Even though we're "just" talking about voice assistants and other technologies here, Strengers and Kennedy said their treatment matters. 

"Yes, we know smart wives aren't real women, yet the social boundaries between smart and human women are blurry. The ways that we treat virtual women reflect and reinforce how we treat "real" women, and vice versa." 

Pepper, the caregiver bot, is something of an outlier in the smart wife category because the humanoid robot has a "gender-neutral" design. Still, this is problematic, Strengers and Kennedy said, because robots like Pepper "are still there to perform stereotypical feminized labor," and are still commonly ascribed "female traits."

A smarter home

In the final chapter, titled The Smart Wife Reboot, Strengers and Kennedy offer up nine ways to make smart wives better for everyone. It's an overwhelming list and they admit as much, covering everything from the need to diversify hiring and change how these products are marketed and talked about -- to some more complex asks, such as building devices capable of speaking up for themselves when threatened. 

Their final, "core" request calls for ethical guidelines to regulate the design, behavior of and treatment toward smart wives. 

It's a fine list with some interesting insights, but one of their points stands out to me: Hire more diverse people. If this happened, at least some of these other concerns would be addressed in the early stages of design and development -- rather than after the fact, the authors explain. 

"Put simply, concerns such as sexual assault, rape, abortion and domestic violence haven't been in the front of the minds of most (male) AI programmers." A whopping 80.7 percent of all computer programmers in the United States are male, according to a 2019 report by the US Bureau of Labor Statistics

This also brings up a broader problem with smart wives: "...the reality of daily housework is still curiously absent from or overly simplified in most technology marketing and designs." These products just aren't that helpful yet, especially for women. 

Men are more likely to bring new technologies home and are therefore largely responsible for setting up and maintaining them, Strengers and Kennedy found through their own research interviewing Australian households for the book. This gives men more "digital housework," but the devices don't yet significantly ease the burden of "physical housework," like cooking, cleaning and laundry.
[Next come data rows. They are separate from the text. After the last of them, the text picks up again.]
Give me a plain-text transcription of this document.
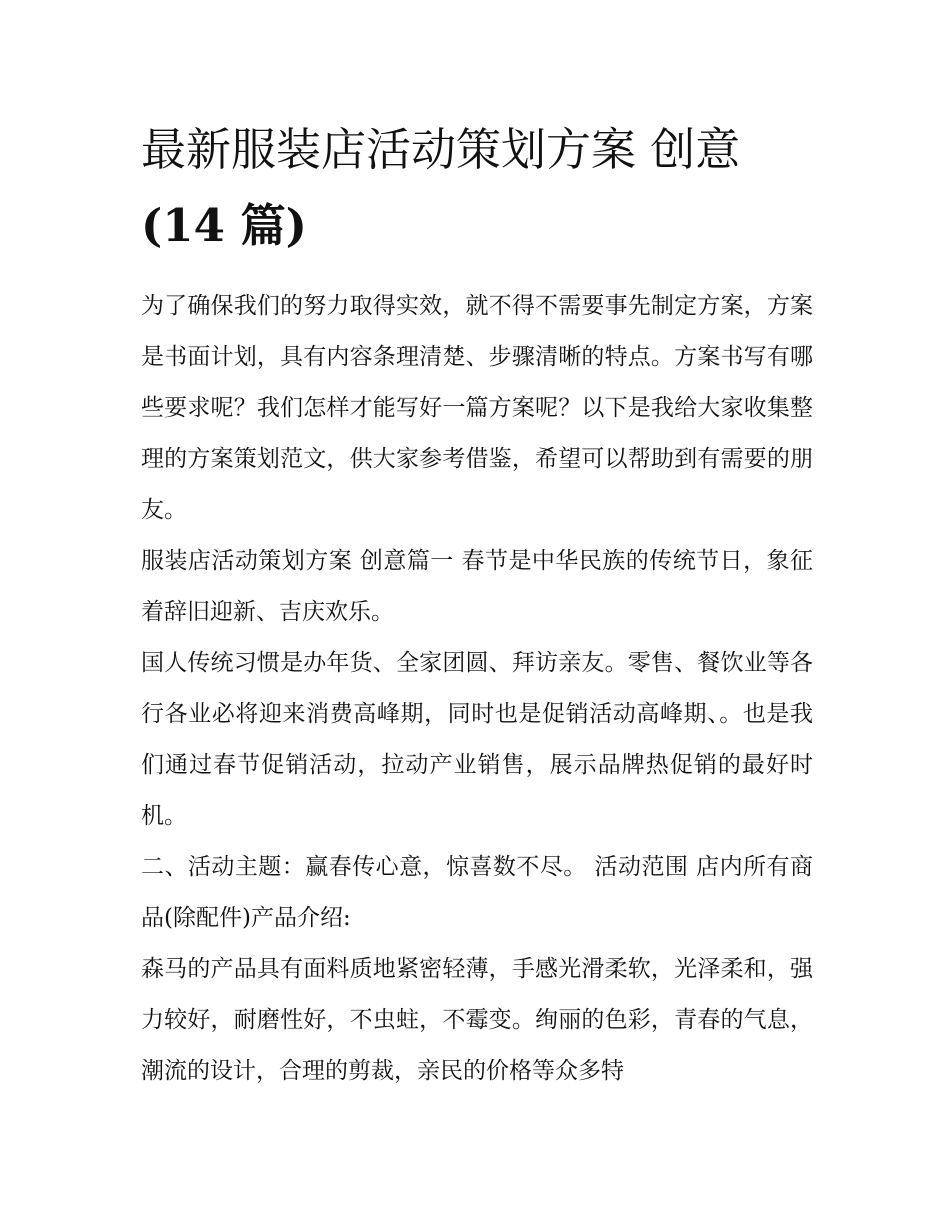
最新服装店活动策划方案 创意
(14 篇)

为了确保我们的努力取得实效，就不得不需要事先制定方案，方案是书面计划，具有内容条理清楚、步骤清晰的特点。方案书写有哪些要求呢？我们怎样才能写好一篇方案呢？以下是我给大家收集整理的方案策划范文，供大家参考借鉴，希望可以帮助到有需要的朋友。

服装店活动策划方案 创意篇一 春节是中华民族的传统节日，象征着辞旧迎新、吉庆欢乐。

国人传统习惯是办年货、全家团圆、拜访亲友。零售、餐饮业等各行各业必将迎来消费高峰期，同时也是促销活动高峰期、。也是我们通过春节促销活动，拉动产业销售，展示品牌热促销的最好时机。

二、活动主题：赢春传心意，惊喜数不尽。 活动范围 店内所有商品(除配件)产品介绍:

森马的产品具有面料质地紧密轻薄，手感光滑柔软，光泽柔和，强力较好，耐磨性好，不虫蛀，不霉变。绚丽的色彩，青春的气息，潮流的设计，合理的剪裁，亲民的价格等众多特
I've tested a lot of app-enabled washers and dryers: Yes, they're getting smarter, but they aren't really making it faster or much easier to do laundry, yet.

Strengers and Kennedy are hopeful that a positive change can happen, but they're also eager to start implementing it now.

"While gendering technology has already existed, technologies that have humanlike personalities, and the ability to speak back and respond to our needs, [are] unique to the present. if we don't act swiftly and boldly, we may set ourselves up for a feminized future that takes society back to the "good old days" when women's place was to act in the service of all others."